Getting Safe at Home Again

The good news is that most people don’t have to choose between safety and comfort and getting relocated elsewhere for safer measures, due to minor renovations (grab bars in bathrooms, better lighting throughout the home), safety can be increased within homes, but physical safety only goes so far when age complicates what was easily maneuverable once before.

Sometimes having someone else available during high-risk times makes all the difference. A trained professional can assist during transfers, and if it’s known that this safe person reduces hazards during negatives, then seniors can enjoy living in their homes with beds they helped pay for as long as this boost of confidence occurs during risk-prone areas throughout the day.

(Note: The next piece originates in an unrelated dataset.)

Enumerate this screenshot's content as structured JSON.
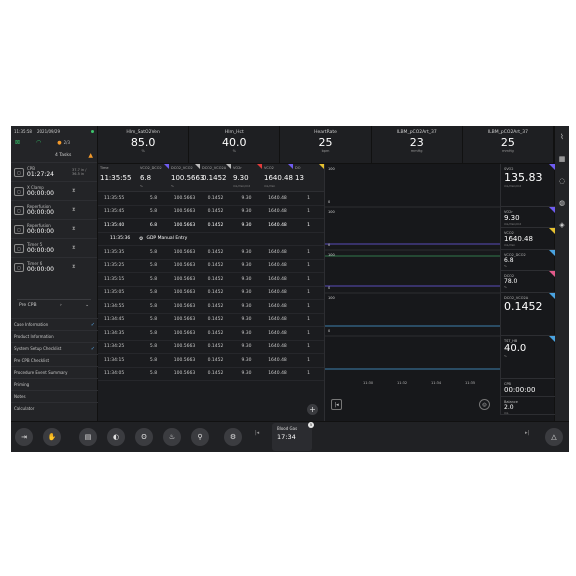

This type of specific help offers respite because that’s when falls happen most, not 24/7 supervision or taking over someone’s day/life, but during transfers and movement – which people need help with otherwise but can do most things by themselves; this distinction works wonders for seniors who fear losing all control over their independence.

What Families Should Keep an Eye Out For

Family members should recognize when their parent/friend starts adapting their schedule/routine subconsciously trying to avoid certain movements. Are they napping in a chair instead of going up to bed? Are they showering less often and less in general? If so, they’ve likely got issues with bathroom transfers due to nighttime complications with bathrooms more often than not during this age group.

Have family members realized that their loved ones hasn’t used their walker but has been grasping furniture/walls more than usual? Has their shuffling adapted from almost normal gait down to small steps instead? Are bruises starting to appear out of nowhere?

These are all signs of near-falls or falls that others want kept secret because of embarrassment.

The hardest part about all this for families is realizing that their once capable, once-independent parent genuinely can’t do some things safely anymore; it feels demeaning – almost admitting defeat – but giving them appropriate help respects that instead of letting them break a hip and try again another time because they’ll lose independence much faster than they ever wanted.